部屋でのんびりとしようと思っていたが、さっきのこともある。ちょっと気晴らしに出かけるか。


「じゃあまた夕食くらいに帰ってきます。」


そう言って、僕は宿屋を出た。その途端に僕はエンカウントした。


マシュー兄妹だ。二人そろってこちらを見ている。


そりゃそうだよな。さっきまで絡んできたもんな。何か言いたげだが、僕は無視して二人の横を通ろうとする。


マシュー兄が回り込んできた。マシュー妹が背中にくっついてきた。


「……迷惑なんですが。」


マシュー兄を睨みながら話す。まだ怒りがおさまっていないからな。


「……ごめんなさい。」


マシュー妹がくっついたまま、謝ってきた。


「謝らなくてもいいです。もうほっといてください。」


感情を殺した声で伝える。もう僕はギルドとも関係ない。冒険者の二人とも関わることもない。二人の顔を見ると、どうしてもギルドのことが思い出されてしまう。色々な思い出があるけど、今はギルドに対して怒りしかない。その怒りがどうやら二人に向いてしまっている気がする。僕は二人と距離を取る必要があると感じていた。


「嫌な気持ちにさせてすまない。だが、一つだけお願いがある。」


マシュー兄がいつもより真面目な表情で話しだした。僕にお願い? なんで僕にお願いなんかするんだろう? もう関係ないし。


「なんで……」

「お願い、話しを聞いて。」


マシュー妹がギュッと後ろから抱きしめたまま、僕の言葉をさえぎってきた。息が詰まって話しを続けられなくなった。その間にマシュー兄が話しを続けてきた。


「俺たちと……ダンジョンに行ってくれないか?」


??? 

……ダンジョン?


「えっと、何を言っているの? 僕はギルドの事務員だった男だよ? 戦いなんか出来る訳ない。そんなのは他の冒険者に頼んでください。」


二人から離れようとするが、僕のチカラでは冒険者のマシュー妹を振りほどくことは出来なかった。

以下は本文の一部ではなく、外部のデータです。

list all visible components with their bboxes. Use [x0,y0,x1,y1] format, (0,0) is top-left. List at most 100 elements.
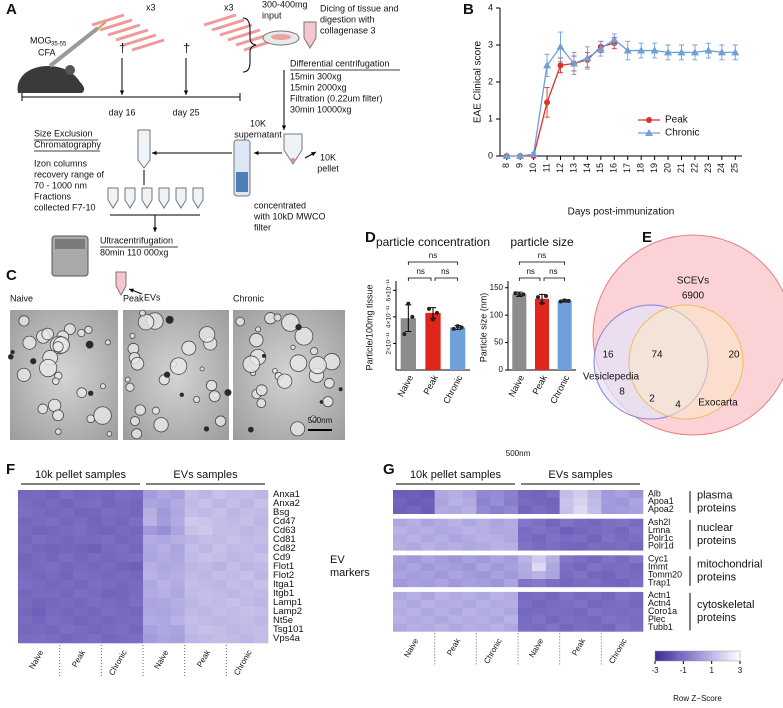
heatmap-cell [226,535,241,545]
heatmap-cell [448,490,463,499]
heatmap-cell [87,634,102,644]
heatmap-cell [170,616,185,626]
shape [91,13,125,27]
heatmap-cell [587,607,602,616]
block-label: proteins [697,502,737,514]
heatmap-cell [212,544,227,554]
marker [502,152,511,159]
heatmap-cell [254,634,269,644]
heatmap-cell [184,598,199,608]
digestion-label: digestion with [320,14,375,24]
heatmap-cell [170,526,185,536]
heatmap-cell [531,555,547,564]
data-point [455,324,460,329]
heatmap-cell [184,580,199,590]
heatmap-cell [18,526,33,536]
heatmap-cell [531,623,547,632]
heatmap-cell [18,589,33,599]
heatmap-cell [601,563,616,572]
step-detail: 70 - 1000 nm [34,180,87,190]
vesicle [22,335,37,350]
heatmap-cell [115,526,130,536]
heatmap-cell [490,599,505,608]
venn-label: 74 [651,350,663,361]
row-label: Itga1 [273,579,294,590]
heatmap-cell [420,555,435,564]
heatmap-cell [406,518,422,527]
debris [165,315,174,324]
heatmap-cell [45,508,60,518]
vesicle [249,332,264,348]
heatmap-cell [476,542,491,551]
heatmap-cell [420,534,435,543]
heatmap-cell [156,625,172,635]
heatmap-cell [573,591,588,601]
tube-icon [141,187,153,209]
heatmap-cell [448,599,463,608]
heatmap-cell [434,490,449,499]
heatmap-cell [545,579,560,588]
y-tick-label: 4×10⁻¹¹ [386,305,393,328]
heatmap-cell [45,607,60,617]
heatmap-cell [184,589,199,599]
heatmap-cell [212,598,227,608]
heatmap-cell [490,623,505,632]
heatmap-cell [504,579,519,588]
heatmap-cell [73,634,88,644]
heatmap-cell [18,544,33,554]
heatmap-cell [629,490,644,499]
heatmap-cell [198,616,213,626]
heatmap-cell [490,490,505,499]
heatmap-cell [490,505,505,514]
vesicle [308,356,327,375]
heatmap-cell [212,526,227,536]
vesicle [255,384,268,397]
y-tick-label: 0 [499,365,504,374]
heatmap-cell [240,526,255,536]
heatmap-cell [184,616,199,626]
vesicle [55,428,62,435]
x-tick-label: Chronic [441,373,465,406]
heatmap-cell [518,623,533,632]
pellet-icon [290,158,296,162]
heatmap-cell [434,505,449,514]
heatmap-cell [545,518,560,527]
legend-marker [645,129,653,136]
heatmap-cell [18,598,33,608]
heatmap-cell [240,544,255,554]
heatmap-cell [531,579,547,588]
heatmap-cell [87,580,102,590]
heatmap-cell [448,555,463,564]
heatmap-cell [518,526,533,535]
tissue [271,34,291,40]
heatmap-cell [143,571,158,581]
y-tick-label: 4 [488,2,493,12]
y-tick-label: 50 [494,338,503,347]
heatmap-cell [143,499,158,509]
heatmap-cell [170,598,185,608]
heatmap-cell [393,526,408,535]
venn-label: SCEVs [677,276,709,287]
y-axis-title: Particle size (nm) [478,293,488,363]
heatmap-cell [226,517,241,527]
heatmap-cell [73,553,88,563]
heatmap-cell [184,499,199,509]
panel-letter: C [6,267,17,284]
heatmap-cell [226,607,241,617]
significance-label: ns [416,267,424,276]
heatmap-cell [518,591,533,601]
heatmap-cell [393,505,408,514]
mouse-ear [65,65,75,75]
x-tick-label: Peak [421,373,440,396]
heatmap-cell [448,607,463,616]
heatmap-cell [587,490,602,499]
heatmap-cell [156,634,172,644]
heatmap-cell [573,599,588,608]
vesicle [18,315,30,327]
heatmap-cell [601,526,616,535]
heatmap-cell [170,508,185,518]
heatmap-cell [18,499,33,509]
x-tick-label: Naive [507,373,527,398]
heatmap-cell [601,555,616,564]
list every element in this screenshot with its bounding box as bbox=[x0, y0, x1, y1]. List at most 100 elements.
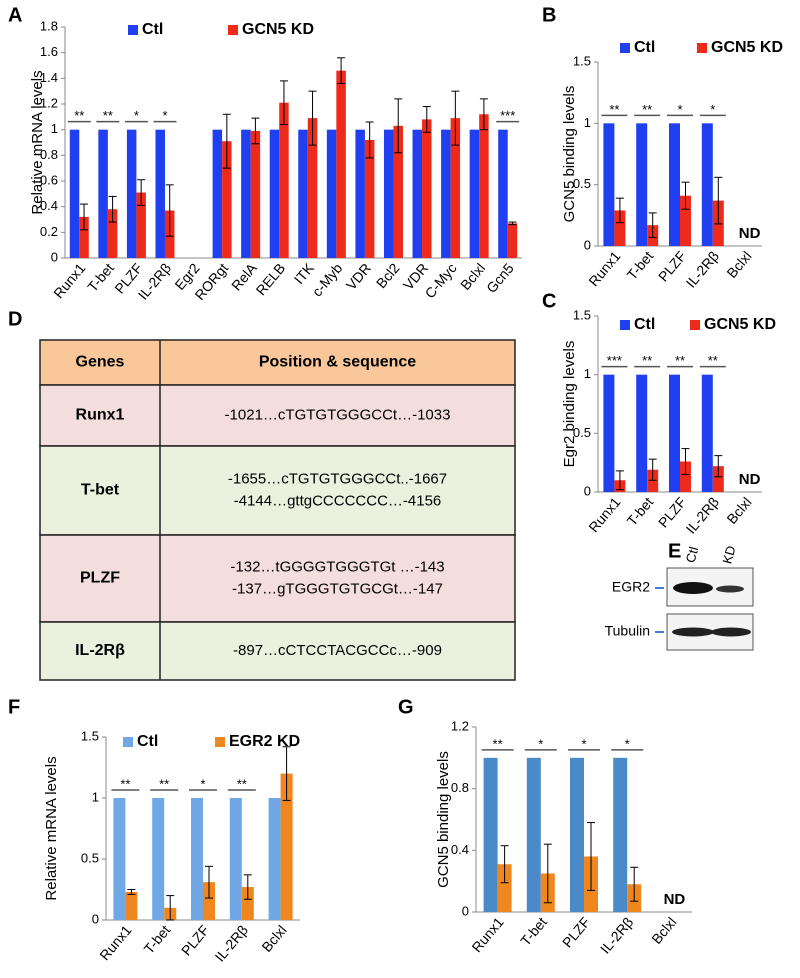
bar bbox=[136, 192, 146, 258]
legend-swatch bbox=[228, 25, 238, 35]
significance-stars: *** bbox=[500, 108, 515, 123]
error-bar bbox=[714, 455, 723, 478]
x-tick-label: IL-2Rβ bbox=[597, 914, 636, 957]
significance-stars: * bbox=[581, 736, 586, 751]
x-tick-label: Bcl2 bbox=[373, 260, 403, 291]
bar bbox=[241, 887, 254, 920]
panel-letter: B bbox=[542, 4, 556, 26]
significance-stars: ** bbox=[675, 353, 685, 368]
error-bar bbox=[648, 458, 657, 481]
bar bbox=[79, 216, 89, 258]
panel-letter: F bbox=[8, 696, 20, 718]
bar bbox=[298, 129, 308, 258]
gene-name: T-bet bbox=[81, 482, 120, 499]
blot-band bbox=[673, 582, 713, 594]
error-bar bbox=[543, 843, 552, 904]
x-tick-label: T-bet bbox=[624, 494, 657, 529]
bar bbox=[701, 374, 713, 492]
x-tick-label: PLZF bbox=[559, 914, 593, 951]
bar bbox=[680, 461, 691, 492]
legend-swatch bbox=[123, 737, 133, 747]
y-tick-label: 0 bbox=[51, 249, 58, 264]
legend-label: Ctl bbox=[137, 733, 158, 750]
bar bbox=[636, 123, 648, 246]
significance-stars: * bbox=[200, 776, 205, 791]
error-bar bbox=[137, 179, 146, 206]
significance-stars: * bbox=[625, 736, 630, 751]
western-blot bbox=[655, 567, 754, 651]
bar bbox=[383, 129, 394, 258]
bar bbox=[712, 466, 724, 492]
legend-label: Ctl bbox=[634, 316, 655, 333]
bar bbox=[647, 469, 659, 492]
bar bbox=[393, 125, 403, 258]
error-bar bbox=[127, 889, 136, 895]
bar bbox=[98, 129, 108, 258]
bar bbox=[280, 773, 293, 920]
bar bbox=[701, 123, 713, 246]
bar bbox=[212, 129, 223, 258]
bar bbox=[483, 757, 498, 912]
x-tick-label: c-Myb bbox=[309, 260, 346, 300]
panel-letter: E bbox=[668, 540, 681, 562]
x-tick-label: T-bet bbox=[517, 914, 550, 949]
bar bbox=[603, 123, 615, 246]
significance-stars: ** bbox=[120, 776, 130, 791]
y-tick-label: 0.5 bbox=[573, 176, 591, 191]
bar bbox=[107, 209, 118, 258]
blot-column-label: KD bbox=[719, 544, 738, 565]
table-header bbox=[39, 339, 516, 386]
panel-letter: A bbox=[8, 4, 22, 26]
annotation: ND bbox=[739, 471, 761, 488]
y-axis-label: GCN5 binding levels bbox=[561, 86, 578, 223]
bar bbox=[279, 102, 289, 258]
panel-letter: D bbox=[8, 308, 22, 330]
significance-stars: * bbox=[162, 108, 167, 123]
bar bbox=[155, 129, 165, 258]
y-axis-label: Egr2 binding levels bbox=[561, 341, 578, 468]
y-tick-label: 1 bbox=[51, 121, 58, 136]
bar bbox=[507, 223, 518, 258]
bar bbox=[669, 374, 680, 492]
bar bbox=[497, 864, 512, 912]
error-bar bbox=[205, 865, 213, 899]
y-tick-label: 1 bbox=[92, 789, 99, 804]
legend-swatch bbox=[128, 25, 138, 35]
y-tick-label: 0.8 bbox=[451, 780, 469, 795]
error-bar bbox=[279, 80, 288, 126]
annotation: ND bbox=[739, 225, 761, 242]
error-bar bbox=[337, 57, 346, 84]
sequence: -1021…cTGTGTGGGCCt…-1033 bbox=[225, 406, 451, 423]
table-header-cell: Genes bbox=[76, 354, 125, 371]
table-row bbox=[39, 621, 516, 681]
bar bbox=[450, 118, 461, 258]
legend-label: EGR2 KD bbox=[229, 733, 300, 750]
error-bar bbox=[365, 121, 374, 159]
significance-stars: ** bbox=[642, 102, 652, 117]
sequence: -1655…cTGTGTGGGCCt..-1667 bbox=[228, 470, 447, 487]
significance-stars: ** bbox=[609, 102, 619, 117]
bar bbox=[269, 129, 280, 258]
y-tick-label: 0 bbox=[584, 237, 591, 252]
y-tick-label: 0.5 bbox=[573, 425, 591, 440]
bar bbox=[222, 141, 232, 258]
bar bbox=[69, 129, 80, 258]
panel-letter: C bbox=[542, 290, 556, 312]
table-row bbox=[39, 534, 516, 623]
error-bar bbox=[615, 470, 624, 491]
bar bbox=[241, 129, 251, 258]
significance-stars: * bbox=[710, 102, 715, 117]
significance-stars: ** bbox=[159, 776, 169, 791]
x-tick-label: Bclxl bbox=[723, 248, 754, 281]
significance-stars: ** bbox=[74, 108, 84, 123]
bar bbox=[613, 757, 628, 912]
blot-row-label: EGR2 bbox=[612, 579, 650, 595]
x-tick-label: Bclxl bbox=[258, 922, 289, 955]
legend-swatch bbox=[620, 43, 630, 53]
x-tick-label: Runx1 bbox=[585, 248, 623, 289]
x-tick-label: PLZF bbox=[178, 922, 212, 959]
bar bbox=[113, 798, 126, 920]
gene-name: PLZF bbox=[80, 570, 120, 587]
x-tick-label: RELB bbox=[253, 260, 289, 298]
bar bbox=[469, 129, 480, 258]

「これが終わったらもう俺たちはクスタに絡んだりしない。本当だ。だから、最後に頼む。一緒にダンジョンに行ってくれないか?」


マシュー兄が僕に頭を下げて依頼してきた。マシュー妹もギュッと掴んだまま、小さな声でお願いと呟いている。


マシュー兄弟はこんなことをする人ではないのに。どうしたんだろう……何があったんだろうか……そんな疑問が僕の怒りを上回ってしまった。


はぁ……何でこんな性格で生きてきたんだろう。